Una volta inserite le informazioni e superati tutti i test, seleziona Ho verificato la configurazione precedente e voglio attivarne l'applicazione a livello globale e fai clic su Aggiorna impostazioni per salvare.

Comportamento di accesso degli utenti

Quando un utente tenta di accedere a un'istanza Looker utilizzando SAML, viene visualizzata la pagina Accedi. L'utente deve fare clic sul pulsante Autentica per avviare l'autenticazione tramite SAML.

Questo è il comportamento predefinito se l'utente non ha già una sessione Looker attiva.

Se vuoi che gli utenti accedano direttamente alla tua istanza di Looker dopo che l'IdP li ha autenticati e ignorino la pagina Accedi, attiva Ignora pagina di accesso in Comportamento di accesso.

Se utilizzi Looker (versione originale), la funzionalità Ignora pagina di accesso deve essere attivata da Looker. Per aggiornare la licenza per questa funzionalità, contatta un esperto di vendita o apri una richiesta di assistenza. Se utilizzi Looker (Google Cloud core), l'opzione Ignora pagina di accesso è disponibile automaticamente se SAML viene utilizzato come metodo di autenticazione principale e per impostazione predefinita è disabilitata.
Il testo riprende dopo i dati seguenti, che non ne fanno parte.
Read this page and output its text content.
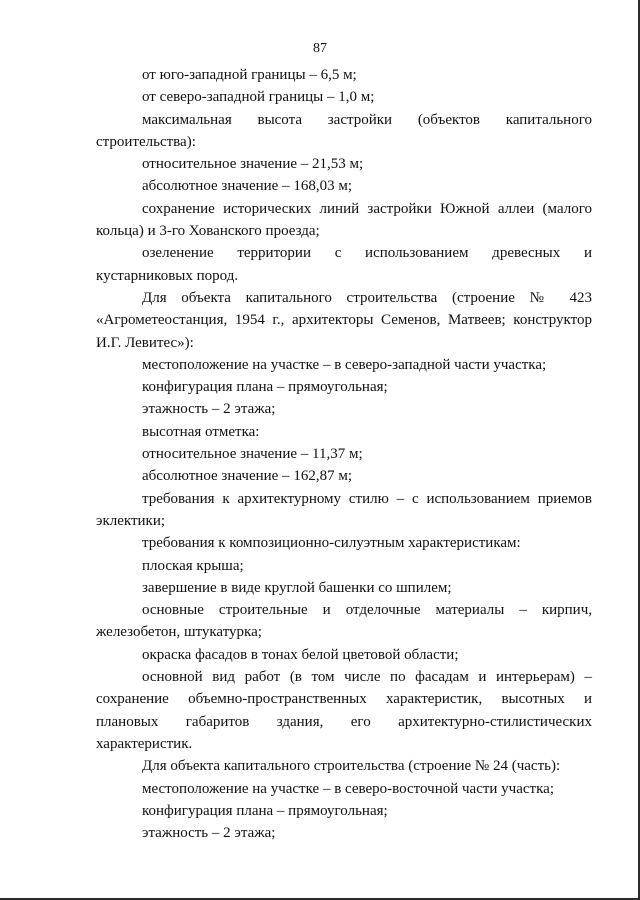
87

от юго-западной границы – 6,5 м;

от северо-западной границы – 1,0 м;

максимальная высота застройки (объектов капитального строительства):

относительное значение – 21,53 м;

абсолютное значение – 168,03 м;

сохранение исторических линий застройки Южной аллеи (малого кольца) и 3-го Хованского проезда;

озеленение территории с использованием древесных и кустарниковых пород.

Для объекта капитального строительства (строение № 423 «Агрометеостанция, 1954 г., архитекторы Семенов, Матвеев; конструктор И.Г. Левитес»):

местоположение на участке – в северо-западной части участка;

конфигурация плана – прямоугольная;

этажность – 2 этажа;

высотная отметка:

относительное значение – 11,37 м;

абсолютное значение – 162,87 м;

требования к архитектурному стилю – с использованием приемов эклектики;

требования к композиционно-силуэтным характеристикам:

плоская крыша;

завершение в виде круглой башенки со шпилем;

основные строительные и отделочные материалы – кирпич, железобетон, штукатурка;

окраска фасадов в тонах белой цветовой области;

основной вид работ (в том числе по фасадам и интерьерам) – сохранение объемно-пространственных характеристик, высотных и плановых габаритов здания, его архитектурно-стилистических характеристик.

Для объекта капитального строительства (строение № 24 (часть):

местоположение на участке – в северо-восточной части участка;

конфигурация плана – прямоугольная;

этажность – 2 этажа;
Quando l'opzione Ignora pagina di accesso è attiva, la sequenza di accesso dell'utente è la seguente:

L'utente tenta di connettersi a un URL di Looker (ad esempio instance_name.looker.com).
Looker determina se l'utente ha già attivato una sessione attiva. A tal fine, Looker utilizza il cookie AUTH-MECHANISM-COOKIE per identificare il metodo di autorizzazione utilizzato dall'utente nell'ultima sessione. Il valore è sempre uno dei seguenti: saml, ldap, oidc, google o email.
Se l'utente ha una sessione attiva, viene indirizzato all'URL richiesto.
Se l'utente non ha una sessione attiva, viene reindirizzato all'IdP. L'IdP autentica l'utente quando accede correttamente all'IdP. Looker autentica quindi l'utente quando l'IdP lo reindirizza a Looker con le informazioni che indicano che l'utente è autenticato con l'IdP.
Se l'autenticazione presso l'IdP è andata a buon fine, Looker convalida le asserzioni SAML, accetta l'autenticazione, aggiorna le informazioni dell'utente e inoltra l'utente all'URL richiesto, bypassando la pagina Accedi.
Se l'utente non riesce ad accedere all'IdP o se non è autorizzato dall'IdP a utilizzare Looker, a seconda dell'IdP, rimarrà sul sito dell'IdP o verrà reindirizzato alla pagina Accedi di Looker.

Risposta SAML che supera il limite

Se gli utenti che tentano di autenticarsi ricevono errori che indicano che la risposta SAML ha superato le dimensioni massime, puoi aumentare le dimensioni massime consentite della risposta SAML.

Per le istanze ospitate da Looker, apri una richiesta di assistenza per aggiornare le dimensioni massime della risposta SAML.

Per le istanze di Looker ospitate dal cliente, puoi impostare le dimensioni massime della risposta SAML in numero di byte con la variabile di ambiente MAX_SAML_RESPONSE_BYTESIZE. Ad esempio:

export MAX_SAML_RESPONSE_BYTESIZE=500000

Il valore predefinito per le dimensioni massime della risposta SAML è 250.000 byte.